Al gioiello di Arch/Matheos arriva la risposta di Ray Alder, alla sua prima prova da solista. Il vocalist dei Fates Warning risponde con un disco che succedendo a quello dell’accoppiata ricalca effettivamente la cronistoria della band di provenienza e ciò che avvenne alcuni anni dopo l’arrivo di Ray a fine anni ’80, come se questo disco fosse una conseguenza, un seguito, una parte 2 di un’ipotetica monografia dei Fates Warning in cui ciascun cantante ripercorre il proprio periodo d’oro nella band. Infatti mentre il disco di Arch/Matheos riprende diversi stilemi dei Fates Warning anni ’80 in chiave moderna il disco di Ray invece riprende il sound della band nei primi anni ’90, con anche qualche elemento più recente. “What the Water Wants” si rifà al periodo più leggero e melodico, meno metal e meno prog, quello di “Parallels” e “Inside Out”, e lo fa in una modalità persino più soft e levigata, viene persino il dubbio che l’album si possa definire metal ma anche dalla varietà strutturale del prog siamo ben lontani, con brani abbastanza legati ad una dichiarata forma canzone.

Non aspettiamoci però nulla di originale o particolarmente memorabile, non manca la classe ma abbonda l’autocitazionismo, c’è troppa voglia di riprendere un certo tipo di sound e poche idee veramente nuove e fresche. E non sempre il tentativo è riuscito al 100%, ad esempio dobbiamo fare i conti con un tentativo un po’ troppo spudorato di imitare la chitarra di Jim Matheos senza centrare pienamente l’obiettivo, le chitarre non riescono a suonare affilate e pulite come vorrebbero. Anche dalla voce di Ray ci si aspetterebbe di più, un disco che vede il tuo nome in primo piano dovrebbe essere una promessa di impegnarsi a tirare fuori qualcosa che non hai tirato fuori nei dischi realizzati con la tua band, ad approfondire il tuo bagaglio, invece il vocalist preferisce non andare oltre, fa egregiamente ciò che gli riesce meglio senza osare troppo.
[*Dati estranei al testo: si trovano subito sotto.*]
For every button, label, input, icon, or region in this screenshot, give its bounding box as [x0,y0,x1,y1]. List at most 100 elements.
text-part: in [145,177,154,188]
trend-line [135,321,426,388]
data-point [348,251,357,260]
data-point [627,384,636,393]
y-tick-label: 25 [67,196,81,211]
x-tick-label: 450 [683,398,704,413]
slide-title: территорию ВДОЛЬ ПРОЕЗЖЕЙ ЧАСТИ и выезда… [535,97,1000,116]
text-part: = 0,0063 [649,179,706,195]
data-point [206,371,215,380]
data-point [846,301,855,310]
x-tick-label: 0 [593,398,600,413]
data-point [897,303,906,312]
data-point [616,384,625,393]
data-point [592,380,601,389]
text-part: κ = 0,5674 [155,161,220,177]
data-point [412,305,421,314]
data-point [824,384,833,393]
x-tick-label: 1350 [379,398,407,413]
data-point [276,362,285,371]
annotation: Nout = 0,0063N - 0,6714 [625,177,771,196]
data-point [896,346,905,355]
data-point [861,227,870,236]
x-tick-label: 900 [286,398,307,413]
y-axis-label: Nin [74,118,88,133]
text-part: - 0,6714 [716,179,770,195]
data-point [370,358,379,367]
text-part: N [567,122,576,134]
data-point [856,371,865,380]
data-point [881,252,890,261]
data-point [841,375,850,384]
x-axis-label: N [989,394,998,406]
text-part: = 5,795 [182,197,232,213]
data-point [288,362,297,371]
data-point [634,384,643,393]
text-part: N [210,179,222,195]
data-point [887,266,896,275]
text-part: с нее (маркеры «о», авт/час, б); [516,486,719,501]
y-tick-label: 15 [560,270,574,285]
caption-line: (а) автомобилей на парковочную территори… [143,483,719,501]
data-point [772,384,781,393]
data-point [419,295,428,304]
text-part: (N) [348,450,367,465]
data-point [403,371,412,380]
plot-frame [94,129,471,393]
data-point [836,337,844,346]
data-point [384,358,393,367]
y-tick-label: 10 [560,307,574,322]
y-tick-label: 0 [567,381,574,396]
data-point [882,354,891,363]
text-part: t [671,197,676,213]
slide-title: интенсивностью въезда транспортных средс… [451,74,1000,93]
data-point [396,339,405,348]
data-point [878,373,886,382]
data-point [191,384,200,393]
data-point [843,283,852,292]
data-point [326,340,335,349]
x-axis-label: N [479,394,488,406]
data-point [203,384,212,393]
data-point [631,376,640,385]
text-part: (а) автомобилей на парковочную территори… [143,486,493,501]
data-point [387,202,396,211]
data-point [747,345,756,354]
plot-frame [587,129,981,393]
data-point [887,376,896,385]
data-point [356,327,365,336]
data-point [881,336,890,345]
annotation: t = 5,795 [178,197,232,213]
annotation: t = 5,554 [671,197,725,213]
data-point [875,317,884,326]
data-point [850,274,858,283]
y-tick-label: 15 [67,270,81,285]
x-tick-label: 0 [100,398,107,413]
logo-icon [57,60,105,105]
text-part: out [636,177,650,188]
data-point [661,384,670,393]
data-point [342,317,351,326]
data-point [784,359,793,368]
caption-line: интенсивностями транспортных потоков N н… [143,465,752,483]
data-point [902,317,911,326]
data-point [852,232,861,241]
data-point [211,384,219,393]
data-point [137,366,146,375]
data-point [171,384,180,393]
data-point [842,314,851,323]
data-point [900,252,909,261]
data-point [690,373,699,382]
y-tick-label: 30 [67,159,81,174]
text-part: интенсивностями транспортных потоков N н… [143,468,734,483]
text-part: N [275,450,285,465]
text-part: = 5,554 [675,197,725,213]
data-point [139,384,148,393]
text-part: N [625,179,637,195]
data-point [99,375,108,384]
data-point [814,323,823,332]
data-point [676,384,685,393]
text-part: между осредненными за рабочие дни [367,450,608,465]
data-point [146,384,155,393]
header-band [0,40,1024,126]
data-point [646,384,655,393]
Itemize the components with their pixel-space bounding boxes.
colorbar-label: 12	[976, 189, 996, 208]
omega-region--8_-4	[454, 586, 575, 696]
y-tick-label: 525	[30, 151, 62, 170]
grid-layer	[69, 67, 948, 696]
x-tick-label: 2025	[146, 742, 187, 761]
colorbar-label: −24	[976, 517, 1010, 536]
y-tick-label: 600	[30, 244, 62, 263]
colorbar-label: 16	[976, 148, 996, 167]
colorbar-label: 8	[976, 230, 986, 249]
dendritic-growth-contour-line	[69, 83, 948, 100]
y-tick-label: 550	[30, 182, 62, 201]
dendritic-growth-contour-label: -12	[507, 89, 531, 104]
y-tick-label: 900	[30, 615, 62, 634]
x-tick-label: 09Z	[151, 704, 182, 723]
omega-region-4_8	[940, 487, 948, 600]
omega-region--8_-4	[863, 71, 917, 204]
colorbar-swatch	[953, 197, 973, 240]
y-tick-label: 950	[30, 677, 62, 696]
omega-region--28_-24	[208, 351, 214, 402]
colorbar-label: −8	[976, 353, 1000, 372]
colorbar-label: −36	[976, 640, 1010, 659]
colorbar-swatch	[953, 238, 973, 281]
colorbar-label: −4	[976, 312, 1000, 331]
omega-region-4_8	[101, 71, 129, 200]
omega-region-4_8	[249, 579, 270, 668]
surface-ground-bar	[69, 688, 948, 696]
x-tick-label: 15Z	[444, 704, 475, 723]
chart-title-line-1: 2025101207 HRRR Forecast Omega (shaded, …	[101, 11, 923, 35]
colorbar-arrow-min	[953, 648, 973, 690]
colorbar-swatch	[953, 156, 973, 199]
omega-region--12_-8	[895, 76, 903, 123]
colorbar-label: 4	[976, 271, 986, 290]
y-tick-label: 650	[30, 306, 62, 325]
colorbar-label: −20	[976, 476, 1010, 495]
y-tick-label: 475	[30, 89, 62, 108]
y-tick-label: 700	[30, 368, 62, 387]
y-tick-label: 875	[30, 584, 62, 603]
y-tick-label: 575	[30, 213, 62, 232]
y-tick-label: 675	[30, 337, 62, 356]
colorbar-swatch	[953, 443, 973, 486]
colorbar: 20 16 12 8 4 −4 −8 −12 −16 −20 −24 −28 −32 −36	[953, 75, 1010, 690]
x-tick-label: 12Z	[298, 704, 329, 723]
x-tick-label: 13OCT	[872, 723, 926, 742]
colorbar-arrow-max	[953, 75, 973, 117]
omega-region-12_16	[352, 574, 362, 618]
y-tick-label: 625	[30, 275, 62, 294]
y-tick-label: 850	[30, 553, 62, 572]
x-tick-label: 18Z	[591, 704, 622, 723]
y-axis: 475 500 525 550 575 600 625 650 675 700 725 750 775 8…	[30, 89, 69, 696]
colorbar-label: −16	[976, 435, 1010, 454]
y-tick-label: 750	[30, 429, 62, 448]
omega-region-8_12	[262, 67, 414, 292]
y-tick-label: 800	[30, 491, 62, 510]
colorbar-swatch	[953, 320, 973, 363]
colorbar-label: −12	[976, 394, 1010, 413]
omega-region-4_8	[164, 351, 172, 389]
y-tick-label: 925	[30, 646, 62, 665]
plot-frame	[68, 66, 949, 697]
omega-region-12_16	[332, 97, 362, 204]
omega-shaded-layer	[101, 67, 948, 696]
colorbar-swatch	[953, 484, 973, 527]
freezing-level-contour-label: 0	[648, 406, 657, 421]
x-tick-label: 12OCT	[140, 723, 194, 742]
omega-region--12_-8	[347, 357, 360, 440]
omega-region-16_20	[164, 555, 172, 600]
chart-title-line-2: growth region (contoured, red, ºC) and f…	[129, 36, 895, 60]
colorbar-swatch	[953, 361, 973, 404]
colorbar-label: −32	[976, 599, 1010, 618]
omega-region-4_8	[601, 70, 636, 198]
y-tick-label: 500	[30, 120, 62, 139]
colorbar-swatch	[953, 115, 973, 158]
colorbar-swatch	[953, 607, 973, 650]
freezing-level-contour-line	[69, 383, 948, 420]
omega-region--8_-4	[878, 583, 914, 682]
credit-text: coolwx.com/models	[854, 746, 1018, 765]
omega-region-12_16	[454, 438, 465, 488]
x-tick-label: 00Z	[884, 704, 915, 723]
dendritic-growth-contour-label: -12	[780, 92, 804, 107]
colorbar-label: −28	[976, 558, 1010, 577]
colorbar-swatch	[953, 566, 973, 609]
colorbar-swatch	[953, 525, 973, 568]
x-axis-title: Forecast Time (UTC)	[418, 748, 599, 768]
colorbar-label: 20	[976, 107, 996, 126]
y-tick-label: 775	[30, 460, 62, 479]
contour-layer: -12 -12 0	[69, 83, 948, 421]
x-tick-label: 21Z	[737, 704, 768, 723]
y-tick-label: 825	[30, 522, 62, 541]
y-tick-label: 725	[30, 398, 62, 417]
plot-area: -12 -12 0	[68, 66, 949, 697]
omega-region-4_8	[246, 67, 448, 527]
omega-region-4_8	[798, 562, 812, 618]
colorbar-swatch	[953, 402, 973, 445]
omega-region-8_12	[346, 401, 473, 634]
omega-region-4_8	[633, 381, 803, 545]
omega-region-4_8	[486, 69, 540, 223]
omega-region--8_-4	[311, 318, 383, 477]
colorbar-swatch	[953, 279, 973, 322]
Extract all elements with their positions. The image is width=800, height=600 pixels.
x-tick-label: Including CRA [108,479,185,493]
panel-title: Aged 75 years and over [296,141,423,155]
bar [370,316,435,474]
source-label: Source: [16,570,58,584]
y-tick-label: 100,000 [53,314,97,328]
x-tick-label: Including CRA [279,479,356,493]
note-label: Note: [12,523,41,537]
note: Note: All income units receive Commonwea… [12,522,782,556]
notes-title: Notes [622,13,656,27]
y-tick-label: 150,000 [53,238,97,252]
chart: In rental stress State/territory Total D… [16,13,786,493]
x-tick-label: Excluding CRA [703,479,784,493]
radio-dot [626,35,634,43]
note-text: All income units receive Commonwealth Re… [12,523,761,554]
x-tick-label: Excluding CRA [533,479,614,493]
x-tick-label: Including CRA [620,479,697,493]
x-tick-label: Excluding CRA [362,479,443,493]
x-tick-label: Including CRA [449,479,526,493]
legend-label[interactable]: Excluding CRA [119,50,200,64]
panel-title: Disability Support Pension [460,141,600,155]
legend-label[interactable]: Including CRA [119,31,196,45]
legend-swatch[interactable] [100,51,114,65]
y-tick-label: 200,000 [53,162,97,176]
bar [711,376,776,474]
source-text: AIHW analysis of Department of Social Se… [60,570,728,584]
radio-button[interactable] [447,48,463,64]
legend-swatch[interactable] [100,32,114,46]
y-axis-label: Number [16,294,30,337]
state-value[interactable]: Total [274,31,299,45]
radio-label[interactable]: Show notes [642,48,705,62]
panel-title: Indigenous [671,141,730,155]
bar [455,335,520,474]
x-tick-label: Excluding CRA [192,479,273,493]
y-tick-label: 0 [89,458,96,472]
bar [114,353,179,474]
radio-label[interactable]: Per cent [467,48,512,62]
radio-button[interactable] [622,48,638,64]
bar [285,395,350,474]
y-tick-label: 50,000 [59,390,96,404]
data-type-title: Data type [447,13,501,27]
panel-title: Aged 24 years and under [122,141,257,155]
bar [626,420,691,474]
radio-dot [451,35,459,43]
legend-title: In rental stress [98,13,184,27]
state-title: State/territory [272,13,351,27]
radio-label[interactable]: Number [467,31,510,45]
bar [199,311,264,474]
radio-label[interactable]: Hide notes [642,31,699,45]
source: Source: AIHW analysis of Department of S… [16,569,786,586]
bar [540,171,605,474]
Tutte considerazioni comunque superflue e tipiche del nostro mestiere di critici musicali, quando si ascolta alla fine si dimentica tutto e ci si lascia trasportare senza troppi problemi da brani efficaci con melodie azzeccatissime che chiunque può apprezzare senza far storie. Impossibile non apprezzare ad esempio gli acuti di chitarra e l’urlo nel ritornello di “Lost”, il basso pestante con ritmica funk di “Crown of Thorns”, i tocchi delicati e raffinati di “Some Days”, i toni malinconici di “The Road”; tutti brani che agli estimatori dei Fates Warning melodici di inizio anni ’90 non possono che piacere. Non da meno i suoni spigolosi di “Under Dark Skies” e “The Killing Floor”. I ritmi si fanno veloci in “A Beautiful Lie” mentre le restanti tracce sembrano più marcatamente metal e imparentate con i Fates Warning un po’ più cattivi delle ultime produzioni; un’aggressività contenuta caratterizza “Wait”, chitarre invece più taglienti in “What the Water Wanted”, ma il brano più pesante in assoluto è “Shine”.

Complessivamente un buon dischetto, di maniera ma efficace, una pubblicazione forse non indispensabile ma assolutamente piacevole.